第9話 皇太子に婚約破棄を持ち掛ける
皇太子『アルドリック・グラナート』
透き通った金髪の髪に、国の象徴である赤色の目は吸い込まれそうなほどに綺麗だ。
「フェリン、お待たせ。待たせてしまって悪いね」
声は普通の男性より少し高いが、やはり声も綺麗である。物語でよくあるような典型的な理想の王子だろう。
「気にしないで下さい。私が急に来てしまっただけなので…」
「それでも婚約者である君を待たせるわけにはいかないよ」
婚約者と言われトイフェリンは罪悪感を覚える。
なんせここには皇太子との『婚約』について話に来たのだから。
「話があるとのことだけど、どうしたんだい?」
早速話の本題に入ったことで、緊張で焦りが出て声が震えてしまう。
「えっと…、婚約破棄を考えて頂きたいと思いここに来たんです」
時が止まったかのように彼の表情は固まり、しばらくして笑顔が消える。
「それは急だね。何で婚約破棄という言葉が出てきたのかな?」
皇太子の表情と言葉からは、怒りと圧を感じる。
トイフェリンは皇太子のその赤色の目に見つめられ、少し怖気づいて声の震えが収まらない。
「私たちは政略的な婚約ですし、殿下に他に好きな方が出来たら申し訳ないと思い…」
「他に好きな人なんていないし、これから先も出来たりしない」
素早く返答が返ってきた。真剣な表情でこちらを見ているが、明日聖女に会ってその考えはきっと改められる。
そう思ってしまっているトイフェリンは、その言葉を信用することが出来なかった。
「それに私よりも殿下に相応しい方がいらっしゃると思います…!」
正確には”現れる”だが、今は聖女の名を出す訳にはいかない。
皇太子の表情は先ほどからずっと曇っている。

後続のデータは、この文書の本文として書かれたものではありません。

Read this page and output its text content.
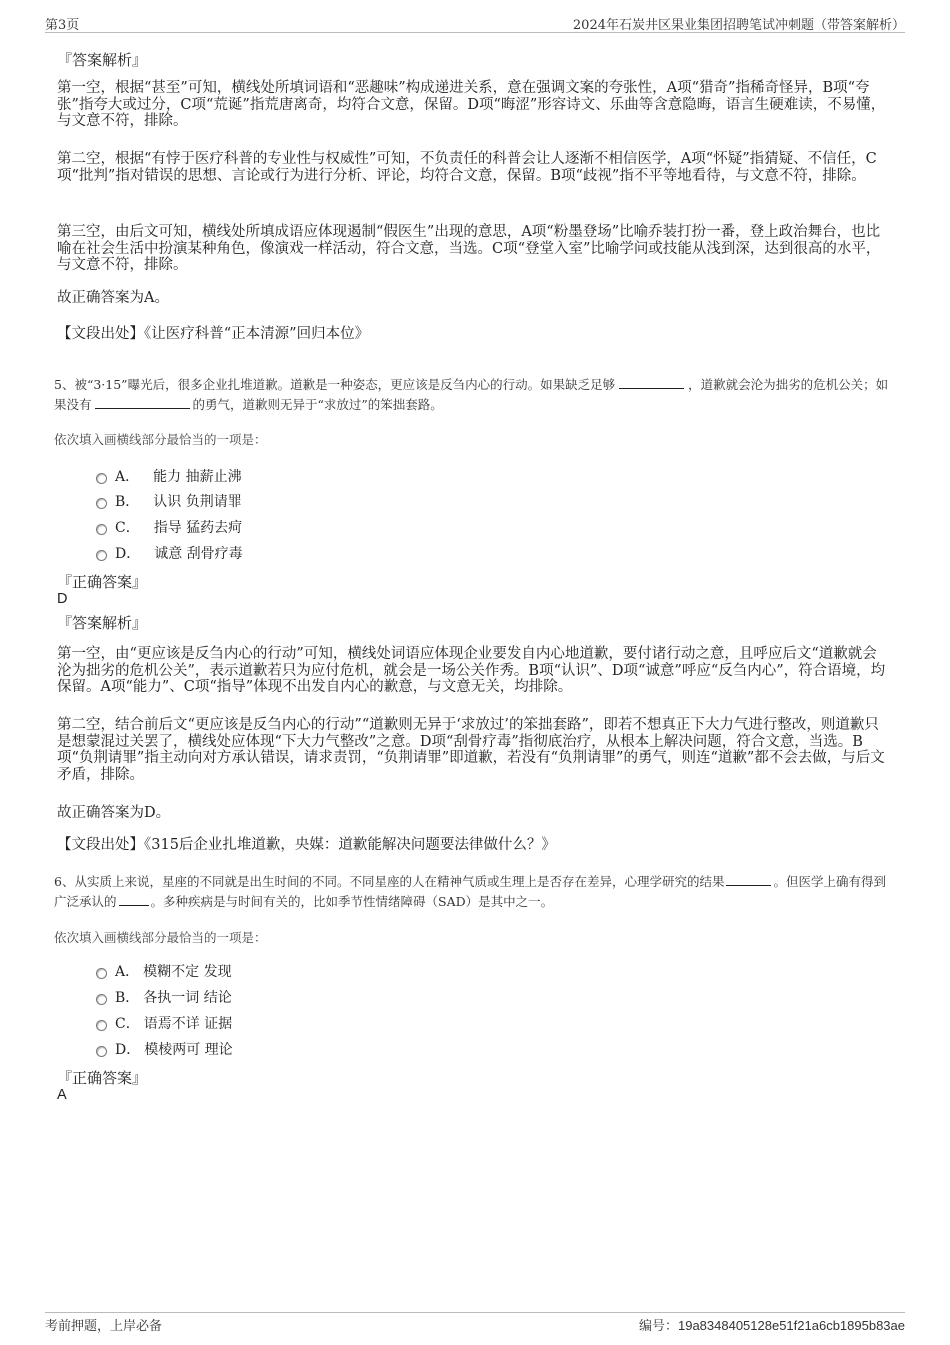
第3页	2024年石炭井区果业集团招聘笔试冲刺题（带答案解析）
『答案解析』

第一空，根据“甚至”可知，横线处所填词语和“恶趣味”构成递进关系，意在强调文案的夸张性，A项“猎奇”指稀奇怪异，B项“夸张”指夸大或过分，C项“荒诞”指荒唐离奇，均符合文意，保留。D项“晦涩”形容诗文、乐曲等含意隐晦，语言生硬难读，不易懂，与文意不符，排除。

第二空，根据“有悖于医疗科普的专业性与权威性”可知，不负责任的科普会让人逐渐不相信医学，A项“怀疑”指猜疑、不信任，C项“批判”指对错误的思想、言论或行为进行分析、评论，均符合文意，保留。B项“歧视”指不平等地看待，与文意不符，排除。

第三空，由后文可知，横线处所填成语应体现遏制“假医生”出现的意思，A项“粉墨登场”比喻乔装打扮一番，登上政治舞台，也比喻在社会生活中扮演某种角色，像演戏一样活动，符合文意，当选。C项“登堂入室”比喻学问或技能从浅到深，达到很高的水平，与文意不符，排除。

故正确答案为A。

【文段出处】《让医疗科普“正本清源”回归本位》

5、被“3·15”曝光后，很多企业扎堆道歉。道歉是一种姿态，更应该是反刍内心的行动。如果缺乏足够	，道歉就会沦为拙劣的危机公关；如果没有	的勇气，道歉则无异于“求放过”的笨拙套路。

依次填入画横线部分最恰当的一项是：

A． 能力 抽薪止沸
B． 认识 负荆请罪
C． 指导 猛药去疴
D． 诚意 刮骨疗毒
『正确答案』
D
『答案解析』

第一空，由“更应该是反刍内心的行动”可知，横线处词语应体现企业要发自内心地道歉，要付诸行动之意，且呼应后文“道歉就会沦为拙劣的危机公关”，表示道歉若只为应付危机，就会是一场公关作秀。B项“认识”、D项“诚意”呼应“反刍内心”，符合语境，均保留。A项“能力”、C项“指导”体现不出发自内心的歉意，与文意无关，均排除。

第二空，结合前后文“更应该是反刍内心的行动”“道歉则无异于‘求放过’的笨拙套路”，即若不想真正下大力气进行整改，则道歉只是想蒙混过关罢了，横线处应体现“下大力气整改”之意。D项“刮骨疗毒”指彻底治疗，从根本上解决问题，符合文意，当选。B项“负荆请罪”指主动向对方承认错误，请求责罚，“负荆请罪”即道歉，若没有“负荆请罪”的勇气，则连“道歉”都不会去做，与后文矛盾，排除。

故正确答案为D。

【文段出处】《315后企业扎堆道歉，央媒：道歉能解决问题要法律做什么？》

6、从实质上来说，星座的不同就是出生时间的不同。不同星座的人在精神气质或生理上是否存在差异，心理学研究的结果	。但医学上确有得到广泛承认的	。多种疾病是与时间有关的，比如季节性情绪障碍（SAD）是其中之一。

依次填入画横线部分最恰当的一项是：

A． 模糊不定 发现
B． 各执一词 结论
C． 语焉不详 证据
D． 模棱两可 理论
『正确答案』
A
考前押题，上岸必备	编号：19a8348405128e51f21a6cb1895b83ae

それに何かを考えているのか、何も言わない。
沈黙が続く会話にトイフェリンは不安が増していく。
聖女が現れてからもっと正式に婚約破棄を申し込むつもりだ。
とりあえず今は、破棄したい意思があることをしっかり示しておかなければ。
「僕は君と婚約破棄をしたくない。だが君がそう言うなら少しは視野に入れておくよ」
やはりまだまともに取り合ってはくれない。でも、少しでも視野に入れてくれたのは良かった。
今日はここまでにしないと明日の建国祭に支障が出る。
何故なら建国祭では婚約者の為、ずっと皇太子の傍に居なければならないからだ。
これ以上この話をしては二人でいる時に、気まずい空気になってしまう。
「少しでも考えて頂きありがとうございます。それでは失礼します」
そう言って席を立ち、執務室を出た。
少し急ぎ足で自室に戻ったトイフェリンは、深呼吸をする。
(とても緊張した……)
自室に一人になったことでようやく緊張から解放され落ち着くことができた。
読んで頂きありがとうございました!
やっと皇太子の登場です!
実は皇太子の名前が一番決めるのに時間がかかりました。
今回の話を書くときに決まったので、ここまでの話を書いている時には決まっていなかったということです。